Chuckling, he pulls me close again. “You’re adorable.”

I burrow my flaming face in his chest. “I will pinch you.”

“I know. You’re very fierce.” Strong fingers massage my scalp. His touch pauses for a second. “Did you meet with Mr. Taco…Marshall yet?”

I bite back a smile at his slip. At least he’s trying to behave. Then my humor fades. “Yes. Yesterday and today.”

“Two days in a row,” he murmurs in a teasing tone, but there’s an underlying tension that he can’t hide.

“It’s a big company. Lots of people to meet.”

Rye keeps playing with my hair, but the movement is stiff, as though he has to work at maintaining the casual touch. “And? What did you think?” He says it so lightly, anyone who doesn’t know him well would assume he’s excited for me. But I know better. He’s trying not to be, but he’s worried.

Perversely, that makes me smile again. I touch the hollow of his throat, caressing the little divot there. He smells of stale plane air and warm, earthy Rye; there’s no other scent like him. I’d know it in the dark now—rich and deep yet crisp, like fine bittersweet chocolate. People’s natural scents don’t actually smell like foods or spices, but it’s the closest I can think of. He’s hot, melted chocolate to my senses.

“Bren?” he whispers, prompting.

I’m stalling. We both know this. My finger trails along his collarbone, and his skin prickles in its wake. “I liked what I saw,” I whisper back, watching his throat move convulsively on a hard swallow. I stroke the strong line of his neck. “They have so many accounts, actors, studios, musicians, athletes, even a few wineries. I could spread my wings. But I don’t know…”

He swallows again then presses his lips to the top of my head. He doesn’t kiss me but simply breathes deeply before talking, his voice muffled in my hair. “Never be afraid to fly, Bren. Even if it takes you from all you know.”

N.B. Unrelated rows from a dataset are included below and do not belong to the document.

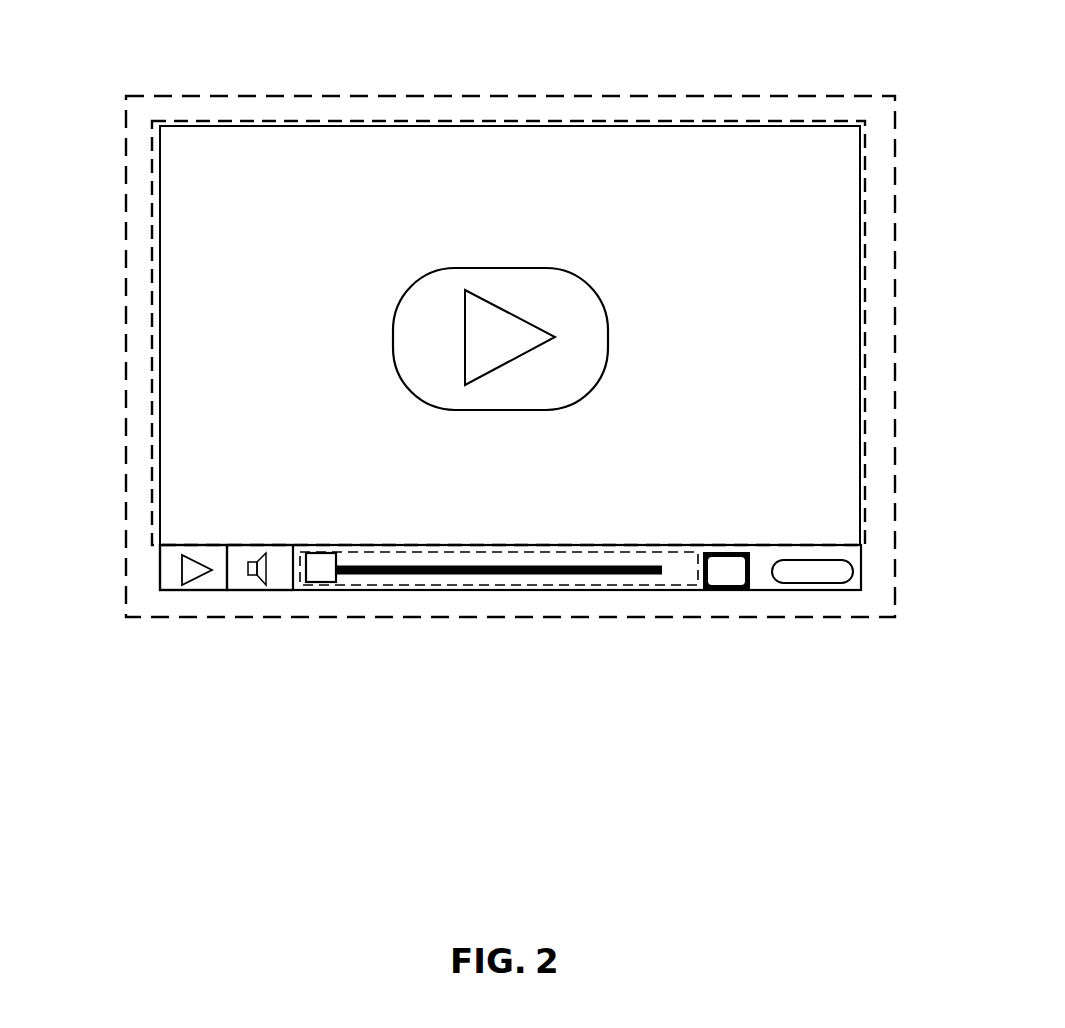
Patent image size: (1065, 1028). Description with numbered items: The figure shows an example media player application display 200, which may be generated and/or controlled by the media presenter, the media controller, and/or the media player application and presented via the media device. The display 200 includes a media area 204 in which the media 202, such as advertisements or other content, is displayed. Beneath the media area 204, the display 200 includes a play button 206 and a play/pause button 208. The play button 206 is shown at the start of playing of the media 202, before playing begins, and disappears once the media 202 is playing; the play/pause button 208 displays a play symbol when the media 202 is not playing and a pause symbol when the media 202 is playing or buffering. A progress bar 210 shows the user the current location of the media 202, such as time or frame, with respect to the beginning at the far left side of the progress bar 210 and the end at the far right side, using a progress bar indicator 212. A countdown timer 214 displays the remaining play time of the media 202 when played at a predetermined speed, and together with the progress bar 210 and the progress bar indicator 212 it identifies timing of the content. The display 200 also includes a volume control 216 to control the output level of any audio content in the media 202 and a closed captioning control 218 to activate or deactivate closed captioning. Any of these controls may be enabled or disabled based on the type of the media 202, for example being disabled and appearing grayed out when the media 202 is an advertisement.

The media player application display 200 is at (460, 320).
The media 202 is at (549, 333).
The media area 204 is at (470, 335).
The play button 206 is at (461, 339).
The play/pause button 208 is at (158, 596).
The progress bar 210 is at (499, 605).
The progress bar indicator 212 is at (364, 626).
The countdown timer 214 is at (796, 614).
The volume control 216 is at (238, 601).
The closed captioning control 218 is at (682, 616).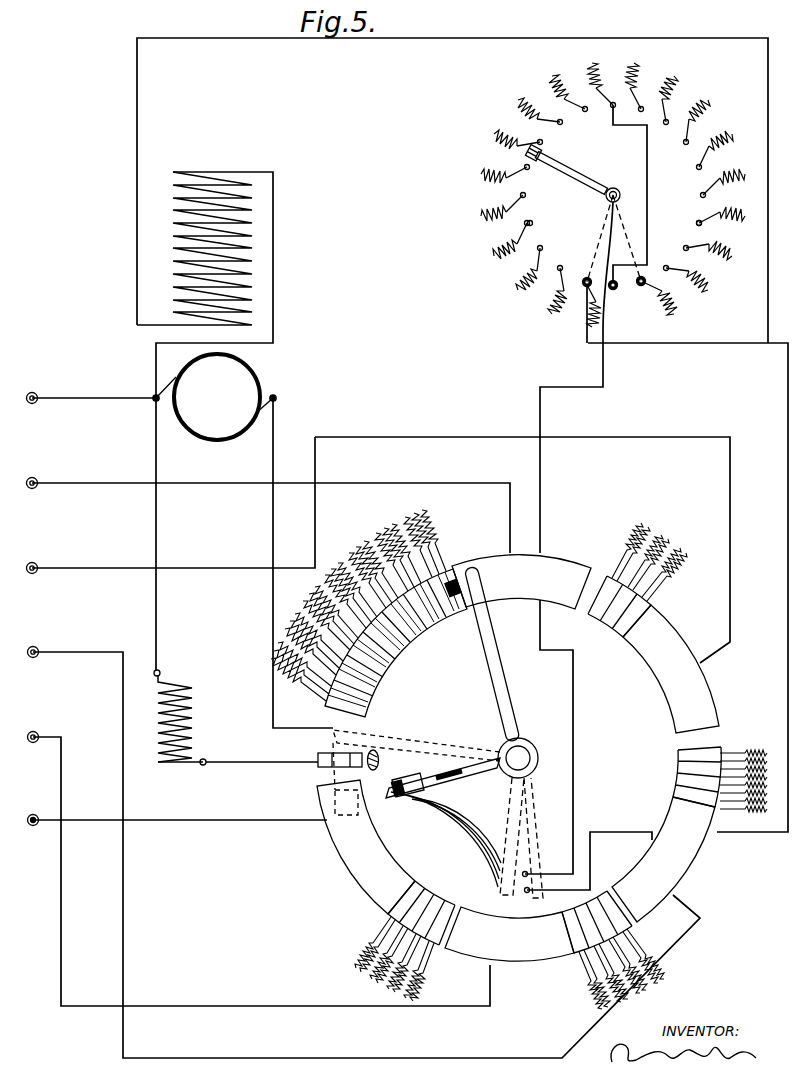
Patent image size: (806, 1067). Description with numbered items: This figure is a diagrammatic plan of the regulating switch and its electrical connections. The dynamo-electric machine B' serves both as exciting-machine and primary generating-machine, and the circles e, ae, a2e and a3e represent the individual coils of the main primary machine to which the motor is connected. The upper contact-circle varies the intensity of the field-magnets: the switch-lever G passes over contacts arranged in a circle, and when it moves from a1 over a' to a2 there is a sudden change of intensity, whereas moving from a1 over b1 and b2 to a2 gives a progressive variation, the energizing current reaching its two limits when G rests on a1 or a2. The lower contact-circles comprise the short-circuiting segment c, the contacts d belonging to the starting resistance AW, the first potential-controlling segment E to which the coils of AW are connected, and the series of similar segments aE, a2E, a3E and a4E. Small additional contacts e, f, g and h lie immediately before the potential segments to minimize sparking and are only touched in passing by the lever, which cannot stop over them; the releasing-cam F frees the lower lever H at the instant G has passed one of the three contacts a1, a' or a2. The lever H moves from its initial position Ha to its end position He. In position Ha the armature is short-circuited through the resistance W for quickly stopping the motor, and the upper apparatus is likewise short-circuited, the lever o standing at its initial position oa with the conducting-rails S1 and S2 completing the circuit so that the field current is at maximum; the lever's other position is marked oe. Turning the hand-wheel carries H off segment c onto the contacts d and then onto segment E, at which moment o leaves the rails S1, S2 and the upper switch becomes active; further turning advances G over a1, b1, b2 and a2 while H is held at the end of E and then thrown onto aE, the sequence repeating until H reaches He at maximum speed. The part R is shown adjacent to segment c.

The releasing-cam F is at (32, 421).
The individual coil of the main primary machine e is at (357, 558).
The individual coil of the main primary machine ae is at (33, 588).
The individual coil of the main primary machine a2e is at (34, 674).
The individual coil of the main primary machine a3e is at (34, 758).
The dynamo-electric machine B' is at (214, 397).
The resistance W is at (184, 717).
The switch-lever G is at (572, 173).
The contact b1 is at (538, 218).
The contact b2 is at (689, 217).
The contact a1 is at (590, 241).
The contact a2 is at (637, 240).
The contact a' is at (613, 294).
The switch-lever H is at (507, 684).
The first potential-controlling segment E is at (521, 582).
The potential-controlling segment aE is at (671, 669).
The potential-controlling segment a2E is at (663, 859).
The potential-controlling segment a3E is at (509, 934).
The potential-controlling segment a4E is at (366, 847).
The contacts of the starting resistance d is at (396, 643).
The starting resistance AW is at (358, 605).
The additional contact f is at (690, 796).
The additional contact g is at (588, 920).
The additional contact h is at (432, 915).
The conducting-rail S1 is at (456, 835).
The conducting-rail S2 is at (445, 839).
The initial position of lever O oa is at (513, 836).
The brush oe is at (535, 838).
The initial position of lever H Ha is at (416, 772).
The end position of lever H He is at (441, 778).
The lever o is at (407, 785).
The short-circuiting segment c is at (331, 756).
The roller contact R is at (379, 760).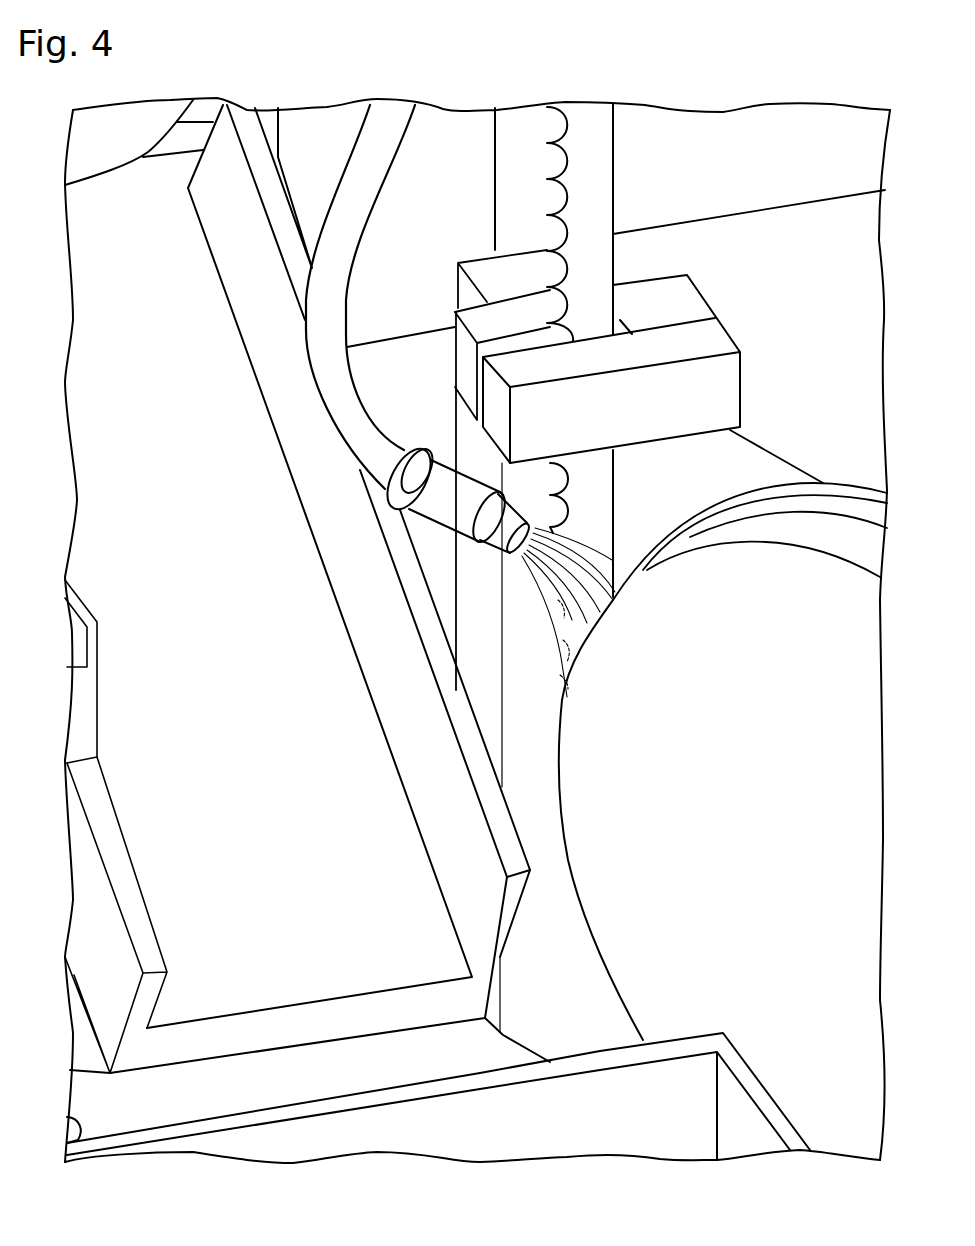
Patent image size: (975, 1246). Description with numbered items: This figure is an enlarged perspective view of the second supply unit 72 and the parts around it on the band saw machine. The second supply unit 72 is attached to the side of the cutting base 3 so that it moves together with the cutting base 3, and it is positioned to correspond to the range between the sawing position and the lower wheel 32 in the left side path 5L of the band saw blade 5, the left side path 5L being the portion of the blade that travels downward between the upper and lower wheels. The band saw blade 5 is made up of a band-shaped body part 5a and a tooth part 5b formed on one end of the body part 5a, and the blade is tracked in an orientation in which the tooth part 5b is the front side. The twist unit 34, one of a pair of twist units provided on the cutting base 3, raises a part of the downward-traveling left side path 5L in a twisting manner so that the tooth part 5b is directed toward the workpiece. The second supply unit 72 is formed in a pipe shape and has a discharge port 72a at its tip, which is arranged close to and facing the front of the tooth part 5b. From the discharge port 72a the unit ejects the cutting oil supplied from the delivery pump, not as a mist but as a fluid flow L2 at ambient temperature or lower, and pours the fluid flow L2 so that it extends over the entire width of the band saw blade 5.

The cutting base 3 is at (743, 470).
The band saw blade 5 is at (616, 141).
The body part 5a is at (601, 187).
The tooth part 5b is at (546, 168).
The left side path 5L is at (627, 255).
The lower wheel 32 is at (638, 976).
The twist unit 34 is at (467, 363).
The second supply unit 72 is at (335, 394).
The discharge port 72a is at (521, 556).
The fluid flow L2 is at (597, 542).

This man. My lids prickle with heat, the back of my throat clenching. I close my eyes and lean into him, my hand slipping around his neck. “Thank you.” When I feel him nod, I speak again. “I hate change. Whenever I think of leaving Kill John it feels like I’ll be losing a limb.”

“You’ll never fully leave us,” he says gruffly. “We’ll always be there for you.”

“I know. It’s more that, when I imagine someone else taking over my job, guiding you all…I don’t like it. I hate it.”

A soft laugh rumbles in his chest. “You want it all.”

“Shouldn’t everybody?”

He laughs again and pulls me closer, until we’re pressed against each other. God, but he feels good, like the most perfect pillow—even if he’s all muscle. I sigh and try to quiet my brain. But I can’t. Because I can’t have it all. Change is coming. And I can’t fight the truth of that. Rye must feel my tension because he returns to stroking my back in delicious, slow circles.

“Go to sleep, Berry. It’s been a long day.”

I’d been struggling to sleep for hours, but his softly spoken words, the warmth of his touch, and the steady beat of his heart against my cheek all work to lull me into a state of languid comfort. My lids grow heavy, and my hand spreads wide over the hard swell of his chest. I could stay like this forever. But the girl inside, who’s constantly felt she had to prove herself worthy, won’t quiet. “You really came all this way just to sleep with me?”

There’s a beat of silence before he answers, his voice a whisper with an edge of surprise. “Yeah, I did.”